La fibromialgia es una enfermedad que altera la forma en que el sistema nervioso procesa el dolor y afecta de lleno a la vida cotidiana. Por eso, la ciencia busca estrategias que ayuden a comprender mejor qué factores pueden influir en sus síntomas y cómo acompañar mejor a las pacientes que la sufran. La alimentación puede ocupar un lugar importante en esa búsqueda. Un ensayo clínico liderado desde la Universidad Francisco de Vitoria y publicado en la revista Nutrition, en el que han participado 22 mujeres con fibromialgia, ha analizado el impacto de una dieta mediterránea completamente vegetal en sus marcadores de salud y los síntomas de esta enfermedad.

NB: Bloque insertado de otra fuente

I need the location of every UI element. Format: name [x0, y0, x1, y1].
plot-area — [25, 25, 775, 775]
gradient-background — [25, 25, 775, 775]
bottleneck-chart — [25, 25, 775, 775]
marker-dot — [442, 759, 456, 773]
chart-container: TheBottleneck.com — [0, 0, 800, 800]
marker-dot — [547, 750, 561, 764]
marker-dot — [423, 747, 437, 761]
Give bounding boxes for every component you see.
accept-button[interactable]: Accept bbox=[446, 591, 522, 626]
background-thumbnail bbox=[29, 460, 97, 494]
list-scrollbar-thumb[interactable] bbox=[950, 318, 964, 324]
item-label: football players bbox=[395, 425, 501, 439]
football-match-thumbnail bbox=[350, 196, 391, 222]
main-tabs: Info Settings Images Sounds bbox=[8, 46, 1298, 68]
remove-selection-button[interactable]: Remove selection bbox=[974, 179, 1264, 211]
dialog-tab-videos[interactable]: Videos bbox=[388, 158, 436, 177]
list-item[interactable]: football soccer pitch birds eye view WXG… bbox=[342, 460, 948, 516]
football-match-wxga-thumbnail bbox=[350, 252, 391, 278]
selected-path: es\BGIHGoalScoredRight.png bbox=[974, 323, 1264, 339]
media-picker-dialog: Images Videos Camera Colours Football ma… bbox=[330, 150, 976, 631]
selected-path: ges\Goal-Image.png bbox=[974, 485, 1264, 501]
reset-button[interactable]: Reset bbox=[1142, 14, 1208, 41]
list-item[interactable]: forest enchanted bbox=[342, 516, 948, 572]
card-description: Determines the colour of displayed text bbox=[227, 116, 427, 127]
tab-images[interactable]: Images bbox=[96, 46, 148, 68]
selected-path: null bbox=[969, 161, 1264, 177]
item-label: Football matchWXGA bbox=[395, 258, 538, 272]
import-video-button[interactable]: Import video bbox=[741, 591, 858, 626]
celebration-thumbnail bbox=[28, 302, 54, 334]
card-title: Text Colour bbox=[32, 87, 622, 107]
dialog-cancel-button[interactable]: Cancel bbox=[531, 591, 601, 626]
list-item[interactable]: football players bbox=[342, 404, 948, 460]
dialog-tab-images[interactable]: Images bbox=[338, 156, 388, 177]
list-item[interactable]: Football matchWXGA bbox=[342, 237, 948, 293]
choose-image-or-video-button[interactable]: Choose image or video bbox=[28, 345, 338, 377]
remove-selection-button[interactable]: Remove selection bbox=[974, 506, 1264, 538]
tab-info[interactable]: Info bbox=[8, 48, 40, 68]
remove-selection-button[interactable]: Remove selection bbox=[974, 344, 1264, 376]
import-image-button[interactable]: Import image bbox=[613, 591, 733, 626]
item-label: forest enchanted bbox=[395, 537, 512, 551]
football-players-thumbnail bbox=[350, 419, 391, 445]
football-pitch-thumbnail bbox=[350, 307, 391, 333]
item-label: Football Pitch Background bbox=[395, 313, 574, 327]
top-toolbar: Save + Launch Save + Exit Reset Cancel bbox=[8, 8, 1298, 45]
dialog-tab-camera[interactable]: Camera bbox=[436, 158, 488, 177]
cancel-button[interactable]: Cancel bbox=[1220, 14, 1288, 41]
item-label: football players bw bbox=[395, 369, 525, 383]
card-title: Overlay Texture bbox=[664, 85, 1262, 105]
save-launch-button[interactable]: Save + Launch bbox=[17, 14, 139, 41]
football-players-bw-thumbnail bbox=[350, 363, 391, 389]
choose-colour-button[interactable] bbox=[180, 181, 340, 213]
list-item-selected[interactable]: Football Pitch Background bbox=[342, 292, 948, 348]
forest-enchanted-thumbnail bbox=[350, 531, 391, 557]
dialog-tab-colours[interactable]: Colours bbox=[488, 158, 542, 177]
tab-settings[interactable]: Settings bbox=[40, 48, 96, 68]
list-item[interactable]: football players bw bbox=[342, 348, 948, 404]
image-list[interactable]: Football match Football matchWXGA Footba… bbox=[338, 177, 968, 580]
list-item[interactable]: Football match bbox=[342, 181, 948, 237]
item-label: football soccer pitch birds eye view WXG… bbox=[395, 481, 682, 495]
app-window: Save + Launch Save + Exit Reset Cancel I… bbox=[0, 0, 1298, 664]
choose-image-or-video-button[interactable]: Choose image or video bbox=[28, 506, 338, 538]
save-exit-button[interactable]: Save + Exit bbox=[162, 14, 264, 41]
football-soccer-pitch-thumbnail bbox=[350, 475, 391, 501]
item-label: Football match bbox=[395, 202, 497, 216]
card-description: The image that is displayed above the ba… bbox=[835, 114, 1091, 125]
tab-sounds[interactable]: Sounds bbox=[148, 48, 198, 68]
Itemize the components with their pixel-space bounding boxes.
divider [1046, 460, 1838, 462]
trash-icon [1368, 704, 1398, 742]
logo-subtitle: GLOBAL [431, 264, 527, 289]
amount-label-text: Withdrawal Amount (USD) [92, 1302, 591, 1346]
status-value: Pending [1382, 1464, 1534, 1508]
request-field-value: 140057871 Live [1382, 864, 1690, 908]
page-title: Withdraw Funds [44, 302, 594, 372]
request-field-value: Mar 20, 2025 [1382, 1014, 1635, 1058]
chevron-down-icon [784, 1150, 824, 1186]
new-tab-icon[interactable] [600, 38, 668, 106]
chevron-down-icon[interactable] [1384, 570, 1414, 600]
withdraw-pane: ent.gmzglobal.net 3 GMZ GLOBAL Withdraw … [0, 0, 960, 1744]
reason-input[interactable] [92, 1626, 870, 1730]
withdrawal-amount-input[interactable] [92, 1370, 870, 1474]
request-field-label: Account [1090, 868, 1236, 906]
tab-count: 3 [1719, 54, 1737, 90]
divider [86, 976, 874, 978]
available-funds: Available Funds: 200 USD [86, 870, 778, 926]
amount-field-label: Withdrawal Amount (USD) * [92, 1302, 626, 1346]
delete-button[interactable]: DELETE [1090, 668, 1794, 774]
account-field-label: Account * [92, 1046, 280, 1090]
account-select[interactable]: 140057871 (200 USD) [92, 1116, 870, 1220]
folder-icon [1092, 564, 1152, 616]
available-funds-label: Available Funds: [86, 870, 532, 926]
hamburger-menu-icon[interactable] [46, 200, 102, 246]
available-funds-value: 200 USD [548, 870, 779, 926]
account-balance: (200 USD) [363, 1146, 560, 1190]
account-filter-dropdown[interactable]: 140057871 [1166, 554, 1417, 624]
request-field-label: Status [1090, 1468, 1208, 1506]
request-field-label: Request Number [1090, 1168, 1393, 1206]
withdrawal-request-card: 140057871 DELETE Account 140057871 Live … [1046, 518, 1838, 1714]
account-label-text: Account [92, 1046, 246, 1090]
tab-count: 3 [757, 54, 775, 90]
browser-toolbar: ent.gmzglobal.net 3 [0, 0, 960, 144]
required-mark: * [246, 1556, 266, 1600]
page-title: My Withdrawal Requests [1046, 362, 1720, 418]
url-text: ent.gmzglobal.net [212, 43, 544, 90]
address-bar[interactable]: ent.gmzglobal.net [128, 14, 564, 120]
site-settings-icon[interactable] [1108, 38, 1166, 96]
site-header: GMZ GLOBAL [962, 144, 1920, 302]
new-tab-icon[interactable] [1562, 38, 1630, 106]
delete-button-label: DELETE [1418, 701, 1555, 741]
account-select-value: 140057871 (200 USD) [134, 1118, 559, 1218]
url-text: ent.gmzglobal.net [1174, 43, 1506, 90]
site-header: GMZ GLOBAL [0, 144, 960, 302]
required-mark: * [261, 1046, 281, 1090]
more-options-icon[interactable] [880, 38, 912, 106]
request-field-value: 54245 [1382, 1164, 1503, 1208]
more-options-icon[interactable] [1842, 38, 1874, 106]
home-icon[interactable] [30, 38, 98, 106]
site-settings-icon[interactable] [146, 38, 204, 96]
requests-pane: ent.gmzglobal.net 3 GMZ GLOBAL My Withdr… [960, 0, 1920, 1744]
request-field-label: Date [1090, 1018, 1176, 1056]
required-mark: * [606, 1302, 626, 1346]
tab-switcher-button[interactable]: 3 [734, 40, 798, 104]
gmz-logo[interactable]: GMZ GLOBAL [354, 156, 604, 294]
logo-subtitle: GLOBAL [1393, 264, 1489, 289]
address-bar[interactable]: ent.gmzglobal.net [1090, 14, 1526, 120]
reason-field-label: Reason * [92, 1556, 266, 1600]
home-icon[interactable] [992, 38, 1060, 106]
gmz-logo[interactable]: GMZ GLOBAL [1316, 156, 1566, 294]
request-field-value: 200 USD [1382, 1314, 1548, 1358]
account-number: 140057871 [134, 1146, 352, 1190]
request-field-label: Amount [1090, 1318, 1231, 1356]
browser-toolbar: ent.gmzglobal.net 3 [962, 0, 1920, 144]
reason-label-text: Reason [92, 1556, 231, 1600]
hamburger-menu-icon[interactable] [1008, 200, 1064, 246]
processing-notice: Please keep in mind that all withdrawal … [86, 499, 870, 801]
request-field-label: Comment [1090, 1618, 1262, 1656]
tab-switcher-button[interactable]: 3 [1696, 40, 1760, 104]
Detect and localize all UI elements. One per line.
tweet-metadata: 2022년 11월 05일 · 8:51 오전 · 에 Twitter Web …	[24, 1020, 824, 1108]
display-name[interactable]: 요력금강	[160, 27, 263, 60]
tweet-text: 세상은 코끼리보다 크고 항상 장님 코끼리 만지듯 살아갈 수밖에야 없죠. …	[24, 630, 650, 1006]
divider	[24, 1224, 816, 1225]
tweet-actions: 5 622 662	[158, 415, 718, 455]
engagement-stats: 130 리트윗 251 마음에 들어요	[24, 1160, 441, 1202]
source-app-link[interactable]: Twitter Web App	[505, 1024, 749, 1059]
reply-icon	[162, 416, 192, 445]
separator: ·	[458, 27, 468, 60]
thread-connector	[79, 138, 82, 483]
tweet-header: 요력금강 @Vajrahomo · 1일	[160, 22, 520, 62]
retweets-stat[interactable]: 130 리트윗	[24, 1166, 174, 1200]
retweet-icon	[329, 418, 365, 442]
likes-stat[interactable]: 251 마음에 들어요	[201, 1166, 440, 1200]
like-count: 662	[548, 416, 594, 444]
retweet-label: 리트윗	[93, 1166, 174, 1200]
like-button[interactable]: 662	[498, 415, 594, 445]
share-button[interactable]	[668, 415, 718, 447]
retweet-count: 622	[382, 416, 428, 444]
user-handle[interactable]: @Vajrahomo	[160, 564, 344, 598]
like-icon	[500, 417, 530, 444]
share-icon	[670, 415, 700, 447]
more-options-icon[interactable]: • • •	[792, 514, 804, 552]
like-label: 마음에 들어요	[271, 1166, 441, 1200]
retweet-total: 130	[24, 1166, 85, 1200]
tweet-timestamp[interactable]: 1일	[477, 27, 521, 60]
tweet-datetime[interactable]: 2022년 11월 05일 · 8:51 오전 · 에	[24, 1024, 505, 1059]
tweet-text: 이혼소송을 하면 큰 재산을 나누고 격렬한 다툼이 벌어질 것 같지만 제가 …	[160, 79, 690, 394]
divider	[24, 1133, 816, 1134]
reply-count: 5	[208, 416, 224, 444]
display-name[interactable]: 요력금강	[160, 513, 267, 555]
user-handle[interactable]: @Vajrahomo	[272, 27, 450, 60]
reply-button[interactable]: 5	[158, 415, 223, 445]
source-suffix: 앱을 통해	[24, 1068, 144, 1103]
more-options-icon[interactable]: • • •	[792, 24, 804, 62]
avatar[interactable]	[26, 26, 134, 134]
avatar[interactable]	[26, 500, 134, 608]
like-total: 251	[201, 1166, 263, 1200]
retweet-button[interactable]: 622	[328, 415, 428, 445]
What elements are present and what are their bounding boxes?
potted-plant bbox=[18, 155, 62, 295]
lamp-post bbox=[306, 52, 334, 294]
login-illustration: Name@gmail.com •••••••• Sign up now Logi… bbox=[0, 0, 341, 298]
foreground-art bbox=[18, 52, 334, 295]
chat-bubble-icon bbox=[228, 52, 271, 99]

Durante seis semanas, la mitad de las mujeres siguieron una dieta mediterránea tradicional y la otra mitad, una dieta mediterránea vegana. Las participantes del segundo grupo aumentaron el consumo de cereales, legumbres, frutos secos, semillas y alternativas vegetales frente al grupo de dieta mediterránea tradicional. Más fibra y más alimentos vegetales fueron dos de los cambios más claros. Por lo demás, ambas pautas fueron diseñadas con una cantidad similar de energía y una distribución comparable de nutrientes.
El objetivo principal del estudio era medir el colesterol LDL, conocido de forma habitual como colesterol malo, un marcador relacionado con la salud cardiovascular. Las mujeres que siguieron la dieta mediterránea vegana presentaron una reducción mayor que las del grupo tradicional: una diferencia estimada de 21,2 mg/dl entre grupos. También bajaron más los triglicéridos, con una diferencia estimada de 27,4 mg/dl. Los autores del estudio matizan que estos resultados deben interpretarse como mejoras en biomarcadores a corto plazo. El ensayo no permite concluir que exista una reducción demostrada del riesgo cardiovascular a largo plazo.
El dato, en cualquier caso, tiene interés porque la fibromialgia puede convivir con perfiles cardiometabólicos menos favorables. Mejorar el colesterol y los triglicéridos no resuelve la enfermedad, pero ayuda a ampliar la mirada sobre la salud de mujeres que arrastran síntomas crónicos y un fuerte impacto en su calidad de vida.
El resultado más cercano a la experiencia diaria de las pacientes apareció en el dolor. Las mujeres del grupo de dieta mediterránea vegana redujeron más la puntuación del ítem de dolor del Fibromyalgia Impact Questionnaire, una escala utilizada para valorar cómo afecta la fibromialgia a la vida cotidiana. La mejora se observó en dolor percibido, un síntoma central para muchas pacientes. De nuevo, los autores indican que sería precipitado afirmar que esta dieta mejora la fibromialgia en conjunto, lo que muestra el estudio es una señal concreta en dolor percibido que deberá seguir analizándose en futuras investigaciones.
El aumento de fibra aparece como una posible explicación parcial de la mejora del colesterol. Las participantes del grupo vegano consumieron más cereales, legumbres, frutos secos y semillas, y el análisis exploratorio sugiere que ese cambio podría haber contribuido a reducir el colesterol malo. Aun así, el propio diseño del estudio obliga a interpretarlo como una hipótesis de trabajo.
La adherencia apareció como uno de los principales retos. Las participantes que siguieron la dieta mediterránea vegana comunicaron menor satisfacción con la pauta y más barreras percibidas para mantenerla, entre ellas, la fuerza de voluntad, el autocontrol y el coste percibido de los alimentos necesarios. Durante la intervención, además, recibieron suplementación de vitamina B12 para prevenir posibles deficiencias asociadas a este patrón alimentario.